Sois attentif à l’aube de la vérité qui blanchit
Augustin, Les Aveux, Livre XI, 34


FIN D’UN LONG SOMMEIL, seulement troublé par le cauchemar d’un numéro manquant… Retour à la vie quotidienne des chiffres.

Chiffres du jour qui n’étonnent plus, chiffres d’un instant, d’une petite polémique avec le ministère de l’Intérieur sur les voitures brûlées, chiffres d’une grosse affaire sanitaire dont on entendra forcément parler encore…

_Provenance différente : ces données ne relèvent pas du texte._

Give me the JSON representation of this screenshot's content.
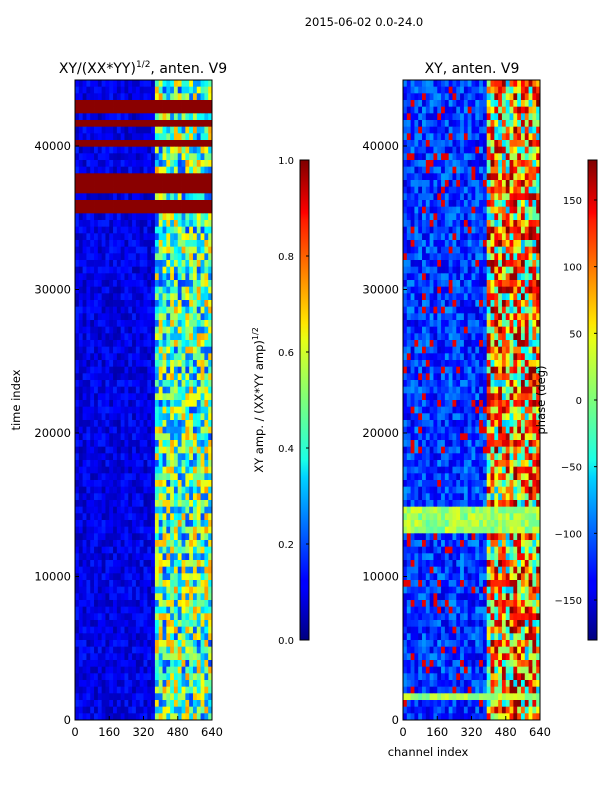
{
  "figure_title": "2015-06-02 0.0-24.0",
  "chart_data": [
    {
      "type": "heatmap",
      "title_main": "XY/(XX*YY)",
      "title_exp": "1/2",
      "title_tail": ", anten. V9",
      "xlabel": "",
      "ylabel": "time index",
      "xlim": [
        0,
        640
      ],
      "ylim": [
        0,
        44600
      ],
      "xticks": [
        0,
        160,
        320,
        480,
        640
      ],
      "xtick_labels": [
        "0",
        "160",
        "320",
        "480",
        "640"
      ],
      "yticks": [
        0,
        10000,
        20000,
        30000,
        40000
      ],
      "ytick_labels": [
        "0",
        "10000",
        "20000",
        "30000",
        "40000"
      ],
      "colormap": "jet",
      "colorbar": {
        "label_main": "XY amp. / (XX*YY amp)",
        "label_exp": "1/2",
        "range": [
          0.0,
          1.0
        ],
        "ticks": [
          0.0,
          0.2,
          0.4,
          0.6,
          0.8,
          1.0
        ],
        "tick_labels": [
          "0.0",
          "0.2",
          "0.4",
          "0.6",
          "0.8",
          "1.0"
        ]
      },
      "bright_channel_band": [
        380,
        640
      ],
      "saturated_time_bands": [
        [
          35300,
          36200
        ],
        [
          39800,
          40400
        ],
        [
          41400,
          42000
        ],
        [
          42300,
          43200
        ],
        [
          36800,
          37900
        ]
      ]
    },
    {
      "type": "heatmap",
      "title_main": "XY, anten. V9",
      "title_exp": "",
      "title_tail": "",
      "xlabel": "channel index",
      "ylabel": "",
      "xlim": [
        0,
        640
      ],
      "ylim": [
        0,
        44600
      ],
      "xticks": [
        0,
        160,
        320,
        480,
        640
      ],
      "xtick_labels": [
        "0",
        "160",
        "320",
        "480",
        "640"
      ],
      "yticks": [
        0,
        10000,
        20000,
        30000,
        40000
      ],
      "ytick_labels": [
        "0",
        "10000",
        "20000",
        "30000",
        "40000"
      ],
      "colormap": "jet",
      "colorbar": {
        "label_main": "phase (deg)",
        "label_exp": "",
        "range": [
          -180,
          180
        ],
        "ticks": [
          -150,
          -100,
          -50,
          0,
          50,
          100,
          150
        ],
        "tick_labels": [
          "−150",
          "−100",
          "−50",
          "0",
          "50",
          "100",
          "150"
        ]
      },
      "bright_channel_band": [
        400,
        640
      ],
      "saturated_time_bands": [
        [
          12800,
          14800
        ],
        [
          1200,
          1800
        ]
      ]
    }
  ]
}
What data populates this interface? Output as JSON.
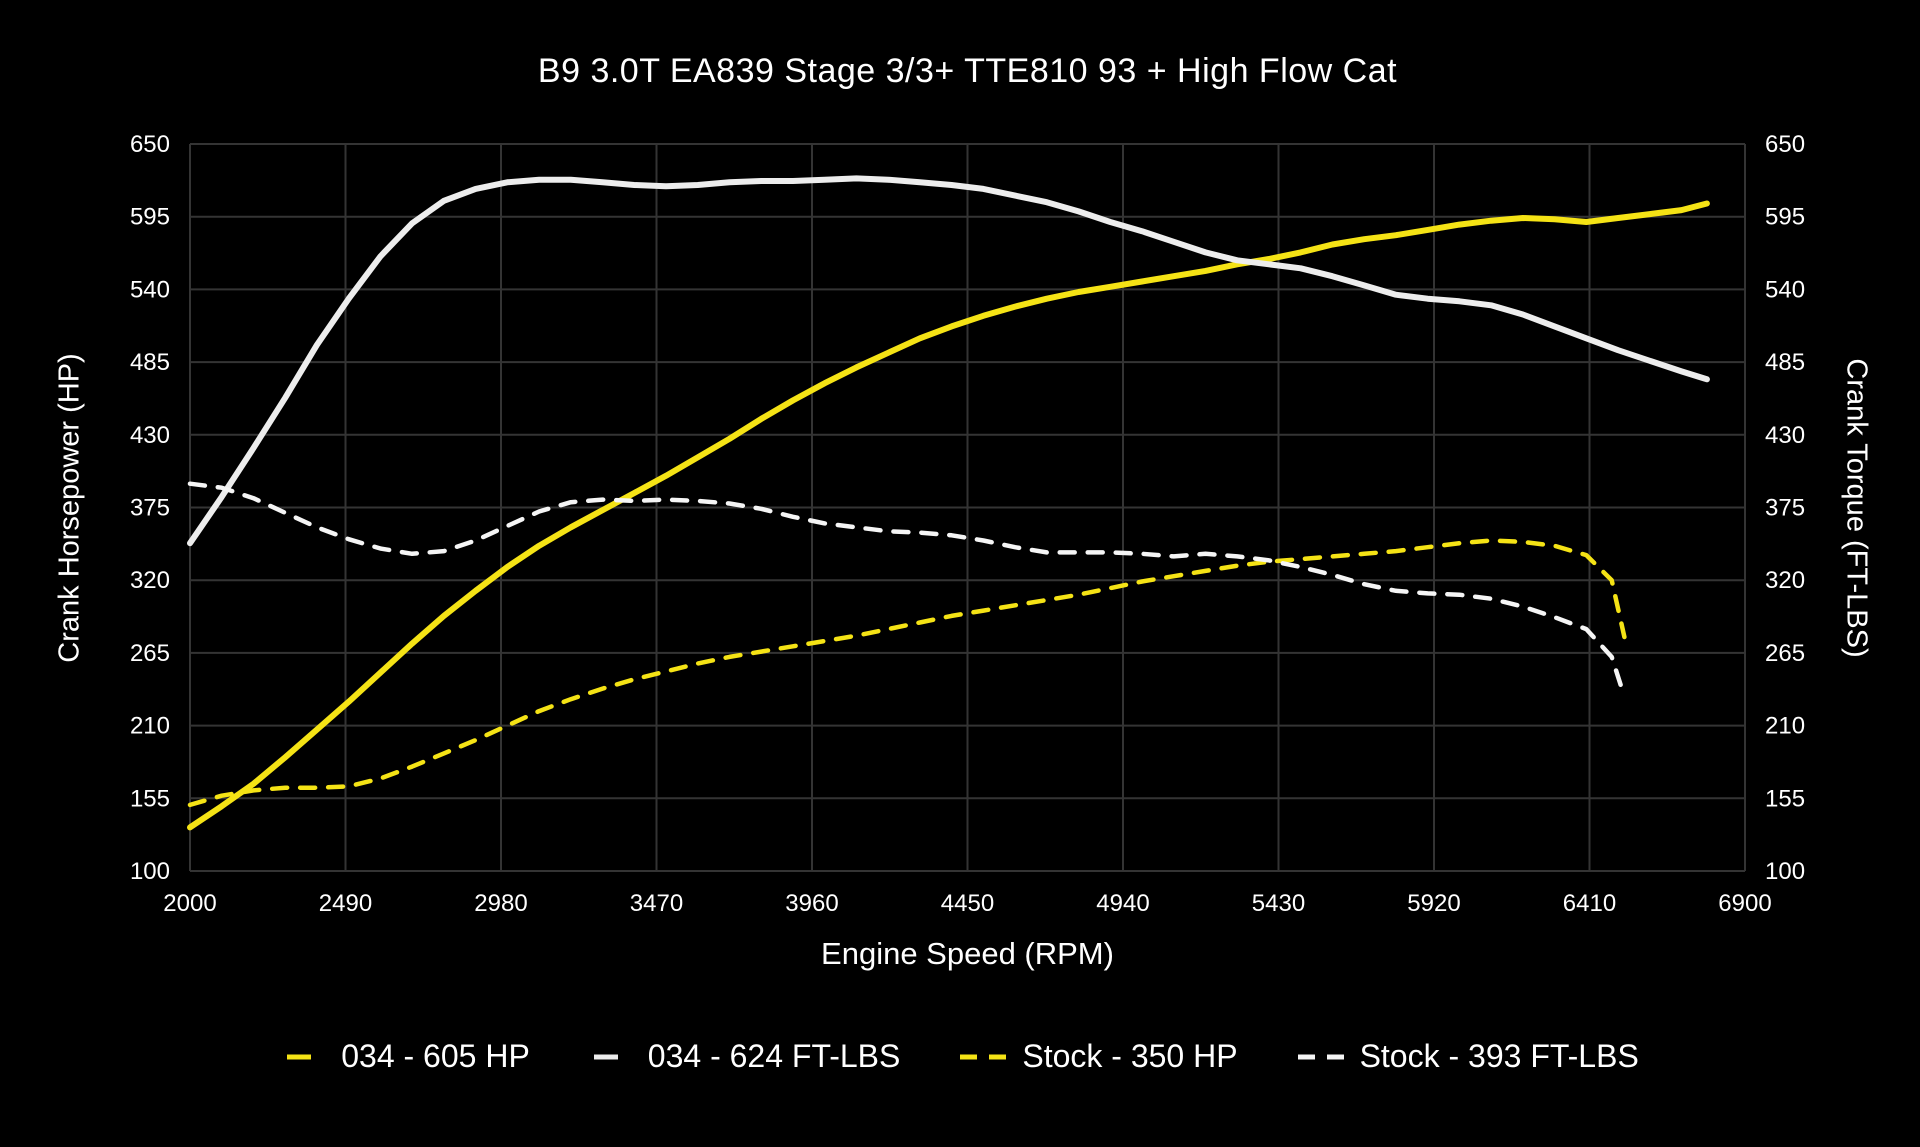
{
  "chart_data": {
    "type": "line",
    "title": "B9 3.0T EA839 Stage 3/3+ TTE810 93 + High Flow Cat",
    "xlabel": "Engine Speed (RPM)",
    "ylabel_left": "Crank Horsepower (HP)",
    "ylabel_right": "Crank Torque (FT-LBS)",
    "xlim": [
      2000,
      6900
    ],
    "ylim": [
      100,
      650
    ],
    "x_ticks": [
      2000,
      2490,
      2980,
      3470,
      3960,
      4450,
      4940,
      5430,
      5920,
      6410,
      6900
    ],
    "y_ticks": [
      100,
      155,
      210,
      265,
      320,
      375,
      430,
      485,
      540,
      595,
      650
    ],
    "grid": true,
    "grid_color": "#343434",
    "background": "#000000",
    "tick_color": "#ffffff",
    "legend_position": "bottom",
    "series": [
      {
        "name": "034 - 605 HP",
        "color": "#f5e315",
        "style": "solid",
        "width": 6,
        "axis": "left",
        "x": [
          2000,
          2100,
          2200,
          2300,
          2400,
          2500,
          2600,
          2700,
          2800,
          2900,
          3000,
          3100,
          3200,
          3300,
          3400,
          3500,
          3600,
          3700,
          3800,
          3900,
          4000,
          4100,
          4200,
          4300,
          4400,
          4500,
          4600,
          4700,
          4800,
          4900,
          5000,
          5100,
          5200,
          5300,
          5400,
          5500,
          5600,
          5700,
          5800,
          5900,
          6000,
          6100,
          6200,
          6300,
          6400,
          6500,
          6600,
          6700,
          6780
        ],
        "y": [
          133,
          149,
          166,
          186,
          207,
          228,
          250,
          272,
          293,
          312,
          330,
          346,
          360,
          373,
          386,
          399,
          413,
          427,
          442,
          456,
          469,
          481,
          492,
          503,
          512,
          520,
          527,
          533,
          538,
          542,
          546,
          550,
          554,
          559,
          563,
          568,
          574,
          578,
          581,
          585,
          589,
          592,
          594,
          593,
          591,
          594,
          597,
          600,
          605
        ]
      },
      {
        "name": "034 - 624 FT-LBS",
        "color": "#ededed",
        "style": "solid",
        "width": 6,
        "axis": "right",
        "x": [
          2000,
          2100,
          2200,
          2300,
          2400,
          2500,
          2600,
          2700,
          2800,
          2900,
          3000,
          3100,
          3200,
          3300,
          3400,
          3500,
          3600,
          3700,
          3800,
          3900,
          4000,
          4100,
          4200,
          4300,
          4400,
          4500,
          4600,
          4700,
          4800,
          4900,
          5000,
          5100,
          5200,
          5300,
          5400,
          5500,
          5600,
          5700,
          5800,
          5900,
          6000,
          6100,
          6200,
          6300,
          6400,
          6500,
          6600,
          6700,
          6780
        ],
        "y": [
          348,
          383,
          420,
          458,
          498,
          533,
          565,
          590,
          607,
          616,
          621,
          623,
          623,
          621,
          619,
          618,
          619,
          621,
          622,
          622,
          623,
          624,
          623,
          621,
          619,
          616,
          611,
          606,
          599,
          591,
          584,
          576,
          568,
          562,
          559,
          556,
          550,
          543,
          536,
          533,
          531,
          528,
          521,
          512,
          503,
          494,
          486,
          478,
          472
        ]
      },
      {
        "name": "Stock - 350 HP",
        "color": "#f5e315",
        "style": "dashed",
        "width": 4.5,
        "axis": "left",
        "x": [
          2000,
          2100,
          2200,
          2300,
          2400,
          2500,
          2600,
          2700,
          2800,
          2900,
          3000,
          3100,
          3200,
          3300,
          3400,
          3500,
          3600,
          3700,
          3800,
          3900,
          4000,
          4100,
          4200,
          4300,
          4400,
          4500,
          4600,
          4700,
          4800,
          4900,
          5000,
          5100,
          5200,
          5300,
          5400,
          5500,
          5600,
          5700,
          5800,
          5900,
          6000,
          6100,
          6200,
          6300,
          6400,
          6480,
          6520
        ],
        "y": [
          150,
          157,
          161,
          163,
          163,
          164,
          170,
          179,
          189,
          199,
          210,
          221,
          230,
          238,
          245,
          251,
          257,
          262,
          266,
          270,
          274,
          278,
          283,
          288,
          293,
          297,
          301,
          305,
          309,
          314,
          319,
          323,
          327,
          331,
          334,
          336,
          338,
          340,
          342,
          345,
          348,
          350,
          349,
          346,
          339,
          320,
          277
        ]
      },
      {
        "name": "Stock - 393 FT-LBS",
        "color": "#f5f5f5",
        "style": "dashed",
        "width": 4.5,
        "axis": "right",
        "x": [
          2000,
          2100,
          2200,
          2300,
          2400,
          2500,
          2600,
          2700,
          2800,
          2900,
          3000,
          3100,
          3200,
          3300,
          3400,
          3500,
          3600,
          3700,
          3800,
          3900,
          4000,
          4100,
          4200,
          4300,
          4400,
          4500,
          4600,
          4700,
          4800,
          4900,
          5000,
          5100,
          5200,
          5300,
          5400,
          5500,
          5600,
          5700,
          5800,
          5900,
          6000,
          6100,
          6200,
          6300,
          6400,
          6480,
          6520
        ],
        "y": [
          393,
          390,
          382,
          371,
          360,
          351,
          344,
          340,
          342,
          350,
          361,
          372,
          379,
          381,
          380,
          381,
          380,
          378,
          374,
          368,
          363,
          360,
          357,
          356,
          354,
          350,
          345,
          341,
          341,
          341,
          340,
          338,
          340,
          338,
          335,
          330,
          324,
          317,
          312,
          310,
          309,
          306,
          300,
          292,
          283,
          262,
          232
        ]
      }
    ]
  }
}
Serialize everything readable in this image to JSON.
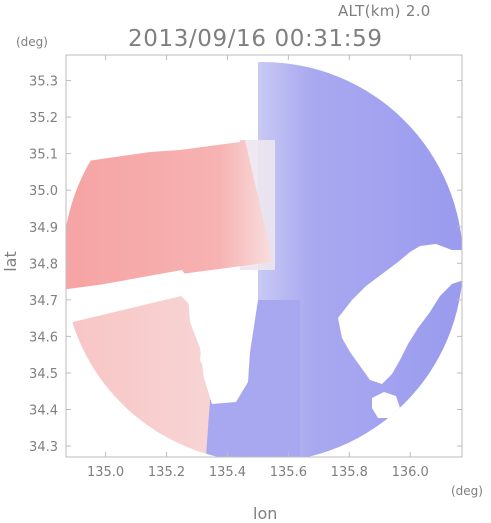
{
  "header": {
    "alt_label": "ALT(km) 2.0",
    "timestamp": "2013/09/16 00:31:59"
  },
  "axes": {
    "y_unit": "(deg)",
    "x_unit": "(deg)",
    "x_label": "lon",
    "y_label": "lat",
    "x_ticks": [
      "135.0",
      "135.2",
      "135.4",
      "135.6",
      "135.8",
      "136.0"
    ],
    "y_ticks": [
      "35.3",
      "35.2",
      "35.1",
      "35.0",
      "34.9",
      "34.8",
      "34.7",
      "34.6",
      "34.5",
      "34.4",
      "34.3"
    ]
  },
  "map": {
    "type": "radar-doppler-velocity",
    "altitude_km": 2.0,
    "lon_range": [
      134.87,
      136.17
    ],
    "lat_range": [
      34.27,
      35.37
    ],
    "colors": {
      "approaching": "#8f8ff0",
      "receding": "#f7a0a0",
      "near_zero": "#f3eef3",
      "frame": "#bdbdbd"
    }
  }
}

Milliards d’euros dont nous ne pouvons toujours pas nous représenter la grandeur dans les désastres financiers qui continuent d’arriver ; dixièmes de points de croissance de mieux que prévu ou de moins qu’annoncé qui se démultiplient en regains et chutes en bourse. Qu’est-ce à côté de quinze centimètres de neige bloquant l’agglomération parisienne en quelques minutes…

Religion du chiffre dont la dénonciation en haut lieu aura fait long feu, consommation toujours abusive de sondages d’opinion, l’état de santé du nombre dans le débat public reste inquiétant.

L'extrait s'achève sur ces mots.